Monday, September 15, 2008

Who By Fire? Elul Full Moon



I have been thinking a great deal about how fast the time of my life is passing lately.
Much of the reflection has to do with my kids growing up
and the fact that the big five-oh is coming up in a few years.
Did I say coming up?
It feels like it is racing at me with all the speed and grace of an oncoming train.

And we are now beginning the third week of Elul.
The moon is full and Rosh Hashanah is only two weeks away.
And when I go to synagogue to observe the Yom ha-Zikaron, the Day of Remembrance,
I will do so remembering so many people near to my own age who will not be there ever again, to mark the passing of the year, the birthday of the world, and the blowing of the Shofar in the holy assembly.

During this month of Turning and Returning, Jews meditate on the metaphor of the Book of Life. The number of each person's days is inscribed in the book of life, we say, and we recall that life is finite and precious. Thus the importance of making of our lives something wonderful, for the fact that we are mortal makes what we choose and what we do matter.

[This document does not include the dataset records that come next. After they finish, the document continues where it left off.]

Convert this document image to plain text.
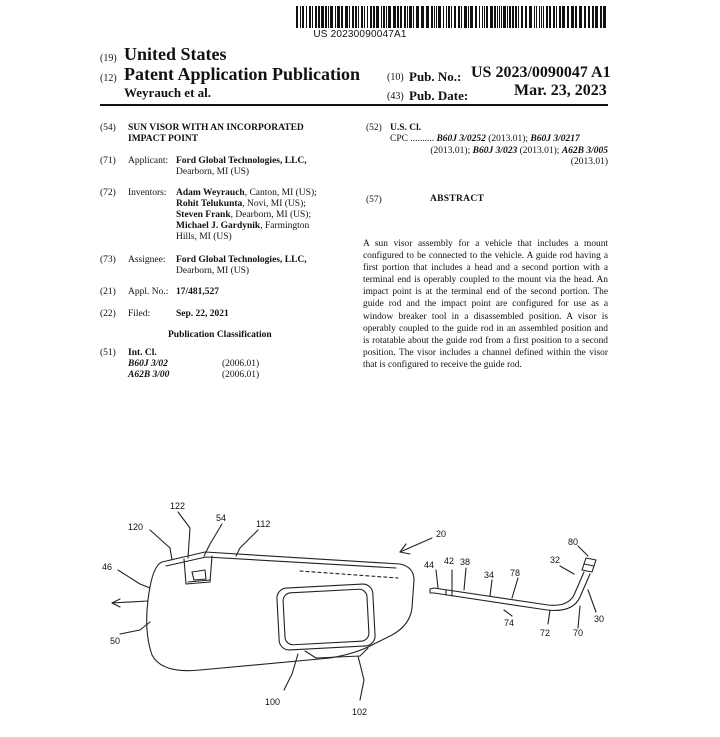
US 20230090047A1
(19) United States
(12) Patent Application Publication
Weyrauch et al.
(10) Pub. No.: US 2023/0090047 A1
(43) Pub. Date:	Mar. 23, 2023
(54) SUN VISOR WITH AN INCORPORATED
IMPACT POINT
(71) Applicant: Ford Global Technologies, LLC,
Dearborn, MI (US)
(72) Inventors: Adam Weyrauch, Canton, MI (US);
Rohit Telukunta, Novi, MI (US);
Steven Frank, Dearborn, MI (US);
Michael J. Gardynik, Farmington
Hills, MI (US)
(73) Assignee: Ford Global Technologies, LLC,
Dearborn, MI (US)
(21) Appl. No.: 17/481,527
(22) Filed:	Sep. 22, 2021
Publication Classification
(51) Int. Cl.
B60J 3/02	(2006.01)
A62B 3/00	(2006.01)
(52) U.S. Cl.
CPC .......... B60J 3/0252 (2013.01); B60J 3/0217
(2013.01); B60J 3/023 (2013.01); A62B 3/005
(2013.01)
(57)	ABSTRACT
A sun visor assembly for a vehicle that includes a mount configured to be connected to the vehicle. A guide rod having a first portion that includes a head and a second portion with a terminal end is operably coupled to the mount via the head. An impact point is at the terminal end of the second portion. The guide rod and the impact point are configured for use as a window breaker tool in a disassembled position. A visor is operably coupled to the guide rod in an assembled position and is rotatable about the guide rod from a first position to a second position. The visor includes a channel defined within the visor that is configured to receive the guide rod.
122
54
112
120
46
50
100
102
20
80
32
44 42 38
34 78
74
72	70
30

And thoughts on our lives and the number of our days inevitably also brings us face to face with two realities. One is that we often fall short of the greatness to which we are summoned. We walk, as one poet put it, "sightless among miracles," especially the miracles of our own lives and of those we love.
The other realization is that life is fragile and short.

And so on Rosh Hashannah, as we gather together to pray for a year of prosperity and a year of abundance, and a year of peace, we also confront our own mortality as we listen Un' taneh tokef:

"Let us proclaim the sacred power of this day...
On Rosh Hashanah it is written and on Yom Kippur it is sealed:
How many shall pass on and how many shall come to be;
Who shall live and who shall die;
Who shall see ripe age and who shall not,
Who shall die by fire, and who by water..."

I used to chafe against this judgement, that the innocent suffer no less than the guilty, and I still feel the twist of the Damoclean sword at the last line:

"...but repentance, prayer and righteousness temper judgment's severe decree."

Silently, I cry out still in protest at the unfairness of life; that even the most innocent and the most righteous often suffer death by holocaust, their lives cut off with cruel unfairness; and their tormentors die of old age, in bed.

But the author of these words, Rabbi Amnon of Mayence, who died by fire when the Crusaders annihilated the Jews of the Rhineland, surely did not mean that he and his people died because they had not practiced repentance, prayer and righteousness. These were people who lived on the knife-edge of oppression. And they lived well and creatively. No, the judgment he is talking about is the fragility of life. These things--repentance (in Hebrew, the act of turning again toward the good), prayer (in Hebrew, standing in judgment of one's self before what is True and Just), and righteousness (weighing choices by values and acting accordingly)--cannot forever avert death. That is our nature.

But our understanding and knowledge of our mortality is what makes each choice we make important; it is the foundation of our existence as moral beings. Therefore, to live our lives in goodness, weighing our decisions truly, and acting justly; all so that we live lives of purpose, can temper the severe decree of mortality. We stand, as long as we live, on who we are in the profound sense.

And yet again this year, I find my understanding of the Un'tane Tokef enhanced by Leonard Cohen's interpretation, here accompanied by the amazing Sonny Rollins on saxophone.





And Who, Who shall I say is calling?



"See, I set before you this day life and goodness, and death and evil . . .
Choose life, that you and your children may live." (Parashat Nitzavim)


This is how we become real human beings: that we choose between goodness and life or evil and death; that we are aware of the gravity of the choices we are making in full knowledge that each person has this responsibility and the liberty to choose.



NOTE: I posted this entry first on September 14 in the evening. Today, I added a picture and edited for clarity and completeness of thought, so I am reposting to the top of my blog.

1 comment:

Melora said...

Beautiful post.
I hope you are over your sinus infection. Can't say I'm looking forward to fifty either, but it sure looks a lot less scary than it did when I was in my thirties (or, even more, my twenties!). Now it is 60 that seems the major milestone!